Liars have always flattered to deceive, but while their white hot gigs continue to slay all comers, Angus Andrews and his miscreant druids have never quite managed to replicate the excitement and sheer raw energy they convey in the live arena onto record. Until ‘Drum’s Not Dead’, that is. While there were mutterings that this might be a more commercial record, it is of course nothing of the sort, though there is certainly some semblance of the recognisable to cling to here, unlike on the wilfully obscure 2004 witch concept album ‘They Were Wrong, So We Drowned’. Always keen to rip it up and start again (remember this is the man who sacked the first successful incarnation of the band only to come back sounding completely damaged), Angus has delved even further into the very basics of music, utilising the instinctive and often terrifying primal drumming we’ve come to associate with Neanderthal and Cro-Mangon man. And while there are plenty of apes out there already making stupid music, it’s Andrew’s keen intelligence that’s brought him to where he is, an awareness that musical progress can only be made ultimately by returning to and embracing Mother Earth.

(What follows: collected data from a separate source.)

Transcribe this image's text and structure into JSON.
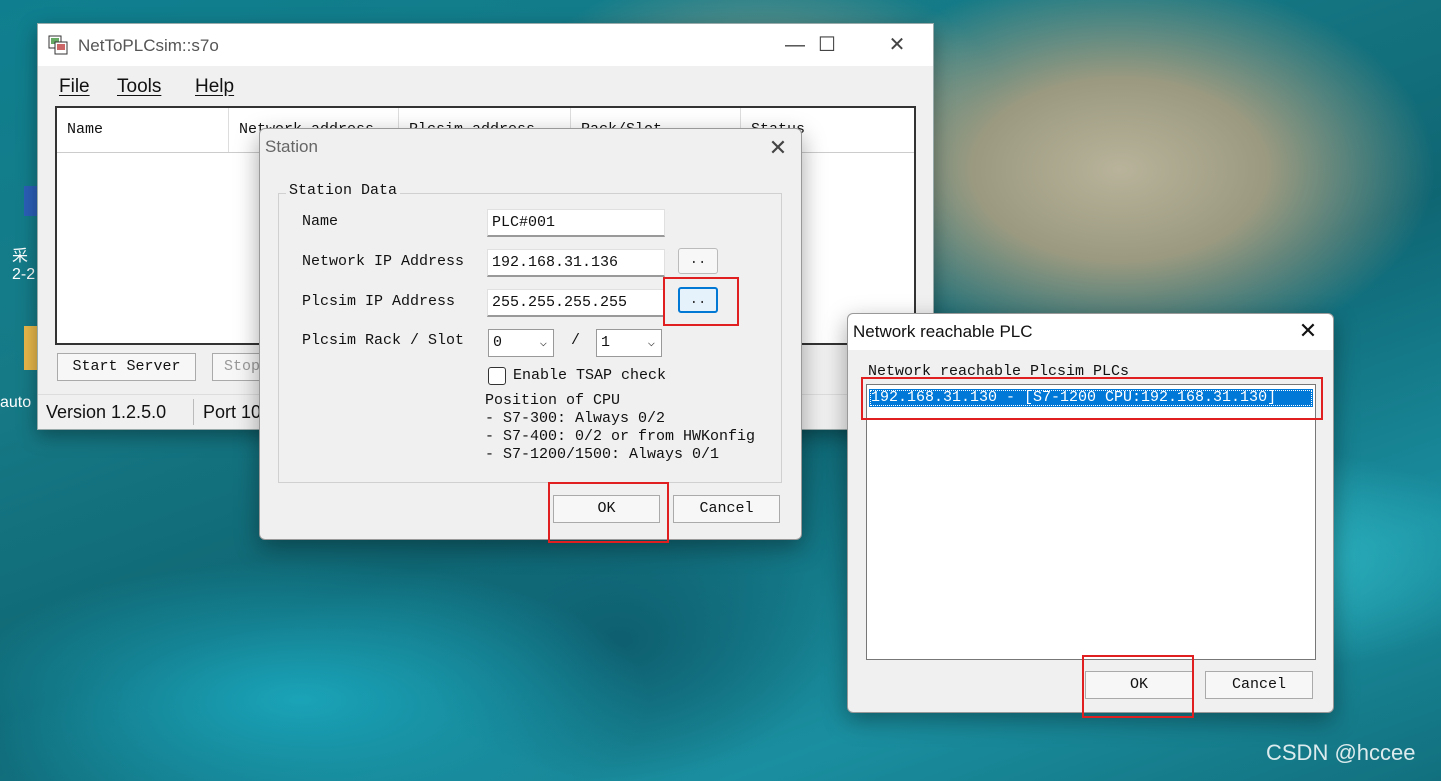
{
  "desktop": {
    "fragments": [
      "采",
      "2-2",
      "auto"
    ],
    "watermark": "CSDN @hccee"
  },
  "main_window": {
    "title": "NetToPLCsim::s7o",
    "controls": {
      "minimize": "—",
      "maximize": "☐",
      "close": "✕"
    },
    "menu": [
      "File",
      "Tools",
      "Help"
    ],
    "columns": [
      "Name",
      "Network address",
      "Plcsim address",
      "Rack/Slot",
      "Status"
    ],
    "buttons": {
      "start": "Start Server",
      "stop": "Stop"
    },
    "status": {
      "version": "Version 1.2.5.0",
      "port": "Port 10"
    }
  },
  "station_dialog": {
    "title": "Station",
    "group_title": "Station Data",
    "fields": {
      "name_label": "Name",
      "name_value": "PLC#001",
      "network_ip_label": "Network IP Address",
      "network_ip_value": "192.168.31.136",
      "plcsim_ip_label": "Plcsim IP Address",
      "plcsim_ip_value": "255.255.255.255",
      "rack_slot_label": "Plcsim Rack / Slot",
      "rack_value": "0",
      "slot_separator": "/",
      "slot_value": "1",
      "tsap_label": "Enable TSAP check",
      "tsap_checked": false
    },
    "browse_label": "..",
    "position_note": {
      "title": "Position of CPU",
      "lines": [
        "- S7-300: Always 0/2",
        "- S7-400: 0/2 or from HWKonfig",
        "- S7-1200/1500: Always 0/1"
      ]
    },
    "ok": "OK",
    "cancel": "Cancel"
  },
  "network_dialog": {
    "title": "Network reachable PLC",
    "list_label": "Network reachable Plcsim PLCs",
    "items": [
      "192.168.31.130 - [S7-1200 CPU:192.168.31.130]"
    ],
    "ok": "OK",
    "cancel": "Cancel"
  },
  "colors": {
    "highlight_box": "#e02020",
    "selection": "#0078d7",
    "focus": "#0078d4"
  }
}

If you enjoyed the primitive nature of single ‘It Fit When I Was a Kid’ then the likelihood is you’ll love ‘Drum’s Not Dead’ and its unbridled, feral oddness. ‘Let’s Not Wrestle Mt. Heart Attack’ is more of the same only more so; featuring ghostly vocal echoes and aboriginal didgeridoo madness, it is a thrilling, percussive masterpiece that threatens at times to take your spirit out of your body and send it on holiday. Conversely ‘Be Quiet Mt. Heart Attack’ (the replication of Mt. Heart Attack through the song titles is a conceptual nod to the album’s two characters, ‘drum’ and ‘mount heart attack’) is a less urgent offering, though the Velvet Underground-inspired noise and snare combo make it no less intense. The variation continues with ‘Drums Get A Glimpse’, which as the name suggests offers little in the way of percussion, relying instead on the shimmering and hypnotic instrumentation and Angus’ enigmatic, doubled-up vocals, featured throughout the record.

This is music that relies entirely on feeling, and while not for everyone it is music at its most impulsively, spontaneously creative. If you’ve not given Liars a go before then isn’t it time you tried dancing to a different drum?